Blog: Students as Reinforcement Learning Agents Part 1

What I witness trying to teach entry level university physics labs.


So I teach as a graduate student introductory physics labs to STEM majors which gives me an unique vintage point into students and how they mimic agents in Reinforcement Learning. Any behaviors that I describe will be partial due to the structure of the course, partial due to the students. What someone may see at a different institution could very drastically from the things that I witness. Now the way physics labs are set up follows something more inline of this article where students are asked to answer an overall question rather than follow some step-by-step instruction manual. This has lead to some very interesting behavior.
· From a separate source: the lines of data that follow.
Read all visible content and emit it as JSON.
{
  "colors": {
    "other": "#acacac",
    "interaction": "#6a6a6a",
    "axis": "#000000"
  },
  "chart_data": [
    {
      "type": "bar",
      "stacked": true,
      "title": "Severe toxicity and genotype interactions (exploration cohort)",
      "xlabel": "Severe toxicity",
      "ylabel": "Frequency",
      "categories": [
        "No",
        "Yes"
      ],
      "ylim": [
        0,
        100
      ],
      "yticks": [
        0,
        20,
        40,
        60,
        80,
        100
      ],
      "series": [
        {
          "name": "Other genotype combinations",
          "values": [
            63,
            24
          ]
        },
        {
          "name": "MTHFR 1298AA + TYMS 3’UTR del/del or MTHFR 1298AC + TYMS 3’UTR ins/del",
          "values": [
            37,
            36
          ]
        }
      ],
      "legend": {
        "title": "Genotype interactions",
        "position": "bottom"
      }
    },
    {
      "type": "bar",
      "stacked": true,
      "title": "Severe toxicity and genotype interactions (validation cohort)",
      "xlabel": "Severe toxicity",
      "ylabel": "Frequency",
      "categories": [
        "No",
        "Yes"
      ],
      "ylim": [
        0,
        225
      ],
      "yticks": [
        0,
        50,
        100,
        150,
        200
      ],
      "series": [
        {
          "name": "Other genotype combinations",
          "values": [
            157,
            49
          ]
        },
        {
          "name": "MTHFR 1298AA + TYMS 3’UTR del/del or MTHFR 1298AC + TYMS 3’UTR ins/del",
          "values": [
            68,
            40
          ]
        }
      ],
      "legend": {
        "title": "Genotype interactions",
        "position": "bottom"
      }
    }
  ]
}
Local minimums versus Global minimums

So this concept should be familiar to those who deal with optimization of any sort, that the agent gets stuck on a local minimum rather than finding the global minimum. Rather than continue searching for better options, the agent stays at the local minimum and therefor the suboptimal solution. An example I have of this is a lab where my students were supposed to construct a “clock” from a pendulum, i.e. they needed to manipulate the pendulum to achieve a certain measurable period. They could change, although I did not explicitly tell them these things, the starting angle, the length of the string, or the object of the pendulum. I did however tell them ahead of time that I expected from prior experience that a period of 0.5 to 2 seconds which comes from the theoretical equation based on small angles. So what did a majority of my students do? They created graphs of the change in angle versus observed period with angles from 0 to 90 degrees. Did they observe the pendulum’s period change? Yes. Was the possible periods that they collected within the range I had give? Also yes. However, the possible periods that they gave was only a small subset (think 1.5 to 1.75 seconds periods) of the range that I gave them. The students had narrowed down on a method of changing the period but they failed to explore the other options available to them and became stuck at a global minimum.

More to come

I’ll keep going over things parallels that show up in the following weeks.